Qu’est-ce qu’un « ministre » chez les franciscains ?

Capture du film l'ami avec Elie de Cortone, l'un des premiers ministres de l'ordre franciscain
Ce doit être un service désintéressé et qui ne comporte aucun honneur personnel.

Valse ministérielle, démission, nomination… Les mois derniers, nos ministres ont accaparé l’espace médiatique belge et français. François d’Assise nous permet de revenir sur l’origine et le sens franciscain de ce mot par lequel il désignait les frères en responsabilités.

Pour commencer, il convient d’oublier le sens que nous donnons habituellement à ce mot pour parler des ministres de nos républiques, désignant des serviteurs de l’État.
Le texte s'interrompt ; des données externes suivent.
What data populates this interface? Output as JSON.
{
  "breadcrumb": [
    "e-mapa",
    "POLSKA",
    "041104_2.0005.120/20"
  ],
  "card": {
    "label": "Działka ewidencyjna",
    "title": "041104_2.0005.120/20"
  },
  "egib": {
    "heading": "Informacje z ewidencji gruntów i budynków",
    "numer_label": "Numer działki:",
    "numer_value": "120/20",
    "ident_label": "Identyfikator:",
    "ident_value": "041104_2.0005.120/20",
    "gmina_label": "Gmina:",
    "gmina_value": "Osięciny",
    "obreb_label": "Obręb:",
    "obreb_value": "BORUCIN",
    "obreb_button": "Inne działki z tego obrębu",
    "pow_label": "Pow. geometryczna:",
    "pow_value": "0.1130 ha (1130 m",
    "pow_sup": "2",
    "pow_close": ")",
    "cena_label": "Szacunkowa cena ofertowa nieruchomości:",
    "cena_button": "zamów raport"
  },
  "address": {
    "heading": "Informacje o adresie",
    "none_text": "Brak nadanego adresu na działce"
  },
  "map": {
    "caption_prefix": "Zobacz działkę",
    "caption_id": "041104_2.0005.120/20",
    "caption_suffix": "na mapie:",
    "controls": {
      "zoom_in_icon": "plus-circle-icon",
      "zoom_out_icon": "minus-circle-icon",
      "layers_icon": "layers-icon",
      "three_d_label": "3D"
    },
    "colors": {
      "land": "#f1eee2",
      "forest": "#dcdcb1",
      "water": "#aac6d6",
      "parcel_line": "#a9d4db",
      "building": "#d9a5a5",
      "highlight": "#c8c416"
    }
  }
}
Un statut très honorable qui correspond à une situation sociale et économique très flatteuse. En effet, François d’Assise ne connaît pas cette situation qui n’apparaîtra que plus tard pour parler des fonctionnaires royaux exerçant un pouvoir délégué par le roi.

UN « MINISTRE » SERVITEUR

La référence de François appartient au vocabulaire ecclésiastique trouvé dans la Bible, les Pères de l’Église et surtout la liturgie. Le mot “ministre” signifie alors un serviteur chargé d’une mission précise. Dans la Bible, les anges sont qualifiés de ministres des actions divines. Paul se dit chargé du ministère de l’évangélisation. Les Pères de l’Église et la liturgie parlent des diacres et des prêtres comme ministres de Dieu pour des actions liturgiques et des sacrements. Le mot sous-tend l’idée que le ministre n’est rien par lui-même, mais qu’il a reçu une délégation pour un service précis à rendre à Dieu, à l’Église, à la communauté. Ce doit être un service désintéressé et qui ne comporte aucun honneur personnel.
François a choisi ce terme de “ministre”, en opposition au vocabulaire monastique employé alors, qui parle d’abbé, de prieur, de préséance, de pouvoir, charges qui s’étaient peu à peu entourées d’honneur, de révérence et de préséance.

PARDONNER

Pour parler de “serviteur”, il avait le choix entre deux mots : “servus” et “minister”. Le mot “servus” est employé tantôt avec le sens d’esclave, tantôt avec le sens plus général de serviteur. Mais, ce mot concerne tous les chrétiens, tous les frères : “Faites-vous serviteurs les uns des autres”, dit saint Paul ; ou encore : “Vous êtes tous les serviteurs du Christ”. Le mot “ministre”, lui, permet d’insister sur la fonction de service des frères que ceux-ci leur ont confié et qu’ils devront quitter à l’issue de leur mandat. Prenons un instant pour laisser résonner les mots de François :
1er Règle, 4,6 : “Les ministres et serviteurs se rappelleront que le Seigneur dit : Je ne suis pas venu pour être servi, mais pour ‘servir’.” Les ministres provinciaux sont donc chargés, pour un temps, de servir les frères et les communautés d’un territoire précis. Il s’agit surtout du ministre général ou des ministres provinciaux.
2e Règle, 10,1 : “Les frères qui sont ministres et serviteurs des autres frères, visiteront leurs frères, les avertiront, les corrigeront, avec humilité et charité, sans leur prescrire jamais rien qui soit contre leur âme et contre notre règle.” Lettre à un ministre, 9, 11 : “Si n’importe quel frère au monde, après avoir péché autant qu’il est possible de pécher, peut rencontrer ton regard, demander ton pardon, et te quitter pardonné. S’il ne demande pas pardon, demande-lui, toi, s’il veut être pardonné. Et même si après cela il péchait encore mille fois contre toi, aime-le plus encore que tu m’aimes, et cela pour l’amener au Seigneur. Aie toujours pitié de ces malheureux.”